If I had "DD's Very Own Television Service" it would consist of very few channels:
- Public Broadcasting: Nature. The Quilting Show. (I am not kidding)
- Discovery Channel: Mythbusters. Dirty Jobs.
- Food TV: Alton Brown. Iron Chef.
- HGTV: I'm in danger of running out of house projects.
- Either TCM or TNT: they're usually good for a glut of Bond Movies sometime in April and they're the ones who play Groundhog Day incessantly on Feb 2; A Christmas Story incessantly on Dec 25; and Weekend at Bernies for no particular reason.

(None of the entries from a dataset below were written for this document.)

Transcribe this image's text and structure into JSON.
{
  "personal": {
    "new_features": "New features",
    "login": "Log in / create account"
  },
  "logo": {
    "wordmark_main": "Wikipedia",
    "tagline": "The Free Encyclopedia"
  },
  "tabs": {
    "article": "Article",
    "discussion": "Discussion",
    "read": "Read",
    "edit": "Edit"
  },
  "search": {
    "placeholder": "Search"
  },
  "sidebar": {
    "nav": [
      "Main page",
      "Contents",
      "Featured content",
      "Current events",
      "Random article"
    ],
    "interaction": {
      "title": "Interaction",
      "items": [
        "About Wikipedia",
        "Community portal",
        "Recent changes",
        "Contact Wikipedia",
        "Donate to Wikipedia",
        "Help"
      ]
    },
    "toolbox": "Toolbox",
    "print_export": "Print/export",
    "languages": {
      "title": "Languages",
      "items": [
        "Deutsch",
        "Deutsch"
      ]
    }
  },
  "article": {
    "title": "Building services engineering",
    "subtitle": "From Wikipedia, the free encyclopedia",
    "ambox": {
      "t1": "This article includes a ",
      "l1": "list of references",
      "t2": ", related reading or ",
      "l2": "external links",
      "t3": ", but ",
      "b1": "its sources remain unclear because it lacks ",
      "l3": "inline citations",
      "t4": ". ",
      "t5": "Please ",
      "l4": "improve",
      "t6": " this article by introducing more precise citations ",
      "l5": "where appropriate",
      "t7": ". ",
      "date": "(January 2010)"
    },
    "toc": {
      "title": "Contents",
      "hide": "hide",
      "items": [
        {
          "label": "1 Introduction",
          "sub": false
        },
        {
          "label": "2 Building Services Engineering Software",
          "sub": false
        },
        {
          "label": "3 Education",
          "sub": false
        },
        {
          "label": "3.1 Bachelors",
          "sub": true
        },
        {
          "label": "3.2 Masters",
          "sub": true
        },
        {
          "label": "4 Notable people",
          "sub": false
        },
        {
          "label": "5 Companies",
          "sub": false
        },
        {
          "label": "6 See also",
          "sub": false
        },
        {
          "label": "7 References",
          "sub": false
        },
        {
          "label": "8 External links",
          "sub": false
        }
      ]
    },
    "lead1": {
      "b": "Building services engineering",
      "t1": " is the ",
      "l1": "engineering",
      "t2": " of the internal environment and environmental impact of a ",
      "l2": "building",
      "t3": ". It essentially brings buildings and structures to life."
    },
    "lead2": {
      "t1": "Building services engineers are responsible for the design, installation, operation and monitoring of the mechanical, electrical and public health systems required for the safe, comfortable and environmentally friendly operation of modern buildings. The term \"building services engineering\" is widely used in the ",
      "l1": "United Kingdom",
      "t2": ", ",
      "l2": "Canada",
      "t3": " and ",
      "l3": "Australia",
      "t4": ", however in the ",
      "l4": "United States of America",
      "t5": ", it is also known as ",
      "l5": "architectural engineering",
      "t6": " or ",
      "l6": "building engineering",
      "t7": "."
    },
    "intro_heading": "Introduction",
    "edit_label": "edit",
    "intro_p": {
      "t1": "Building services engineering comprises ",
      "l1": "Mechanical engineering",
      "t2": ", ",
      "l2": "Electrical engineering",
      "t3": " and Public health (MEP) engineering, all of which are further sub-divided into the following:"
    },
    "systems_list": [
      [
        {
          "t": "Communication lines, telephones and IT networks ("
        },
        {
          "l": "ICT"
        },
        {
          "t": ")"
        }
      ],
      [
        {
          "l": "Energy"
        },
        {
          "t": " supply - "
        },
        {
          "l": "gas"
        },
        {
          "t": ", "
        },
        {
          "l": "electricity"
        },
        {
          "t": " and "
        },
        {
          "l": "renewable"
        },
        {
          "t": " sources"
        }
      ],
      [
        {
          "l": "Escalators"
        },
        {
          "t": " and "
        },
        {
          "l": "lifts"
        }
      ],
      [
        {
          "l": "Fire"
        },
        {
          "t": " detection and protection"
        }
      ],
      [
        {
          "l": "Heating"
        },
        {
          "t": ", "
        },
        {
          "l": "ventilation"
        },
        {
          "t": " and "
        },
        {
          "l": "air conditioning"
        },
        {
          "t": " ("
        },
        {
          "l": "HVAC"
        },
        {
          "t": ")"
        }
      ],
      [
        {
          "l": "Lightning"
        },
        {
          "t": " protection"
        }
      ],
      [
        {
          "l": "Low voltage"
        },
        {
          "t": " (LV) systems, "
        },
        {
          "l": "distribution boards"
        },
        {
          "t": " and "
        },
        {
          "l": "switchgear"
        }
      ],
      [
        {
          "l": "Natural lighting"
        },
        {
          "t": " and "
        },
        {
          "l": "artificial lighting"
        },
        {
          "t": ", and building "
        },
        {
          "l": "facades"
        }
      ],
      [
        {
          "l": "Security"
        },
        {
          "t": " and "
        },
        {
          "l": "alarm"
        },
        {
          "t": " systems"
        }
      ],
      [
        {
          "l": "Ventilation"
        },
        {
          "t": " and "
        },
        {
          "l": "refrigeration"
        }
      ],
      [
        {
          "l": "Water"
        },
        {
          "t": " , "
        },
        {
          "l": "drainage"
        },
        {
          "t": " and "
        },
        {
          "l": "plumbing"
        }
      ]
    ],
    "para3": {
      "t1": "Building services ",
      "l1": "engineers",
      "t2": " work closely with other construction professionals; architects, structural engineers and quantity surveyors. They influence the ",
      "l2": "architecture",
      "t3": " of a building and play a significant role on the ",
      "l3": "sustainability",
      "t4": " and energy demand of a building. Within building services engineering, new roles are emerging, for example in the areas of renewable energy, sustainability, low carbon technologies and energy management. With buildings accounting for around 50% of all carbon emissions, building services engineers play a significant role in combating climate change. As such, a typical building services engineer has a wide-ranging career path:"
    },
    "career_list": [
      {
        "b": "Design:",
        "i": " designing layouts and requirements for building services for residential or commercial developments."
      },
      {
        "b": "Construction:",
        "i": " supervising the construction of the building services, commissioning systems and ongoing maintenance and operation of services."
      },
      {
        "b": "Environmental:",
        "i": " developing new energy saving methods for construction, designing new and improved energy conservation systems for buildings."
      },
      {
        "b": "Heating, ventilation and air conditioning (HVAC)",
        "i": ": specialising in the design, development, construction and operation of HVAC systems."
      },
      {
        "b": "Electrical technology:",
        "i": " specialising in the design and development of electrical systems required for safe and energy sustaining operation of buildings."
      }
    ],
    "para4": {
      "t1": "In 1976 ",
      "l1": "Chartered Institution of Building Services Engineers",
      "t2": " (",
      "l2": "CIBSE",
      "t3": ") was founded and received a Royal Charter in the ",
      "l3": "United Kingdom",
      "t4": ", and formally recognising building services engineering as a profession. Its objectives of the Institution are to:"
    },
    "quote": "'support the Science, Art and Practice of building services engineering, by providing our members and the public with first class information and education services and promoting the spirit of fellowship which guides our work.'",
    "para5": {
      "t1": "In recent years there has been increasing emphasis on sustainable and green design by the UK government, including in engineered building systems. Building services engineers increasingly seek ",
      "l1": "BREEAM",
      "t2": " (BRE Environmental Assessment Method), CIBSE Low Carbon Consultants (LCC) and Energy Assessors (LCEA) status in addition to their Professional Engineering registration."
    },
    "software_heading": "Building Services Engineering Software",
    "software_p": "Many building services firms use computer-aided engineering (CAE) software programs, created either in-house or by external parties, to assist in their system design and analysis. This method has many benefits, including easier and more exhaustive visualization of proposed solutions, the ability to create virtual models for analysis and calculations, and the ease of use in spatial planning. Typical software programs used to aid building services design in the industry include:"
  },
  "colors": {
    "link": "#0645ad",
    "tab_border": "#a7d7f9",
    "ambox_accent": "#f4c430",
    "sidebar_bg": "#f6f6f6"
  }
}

- Some channel that I can get Taxi, M*A*S*H, and old Friends reruns on
- Some channel that keeps the C supplied with Jimmy Neutron
But I can't get that. The very closest I can get is either going back to Dish and getting something like 100+ channels for the bargain price of $9.99 per month (and then $45 per month after the first six months, with a 2 year committment. Or I could go ComCastic and get 75 channels for $29.99 per month for six months, and after that $55.75 per month; NOT INCLUDING installation, HDTV, DVR rental, etc.). So I guess Dish it is, but I'll still have about 90 channels I don't use.
Maybe I can sublet those channels? You know, find someone who really really likes home shopping and then "rent" my home shopping channels to them for a reduced price? And maybe I can find some really religious people and DONATE my religion channels to them, for the tax break?
I'm just trying to think out of the box.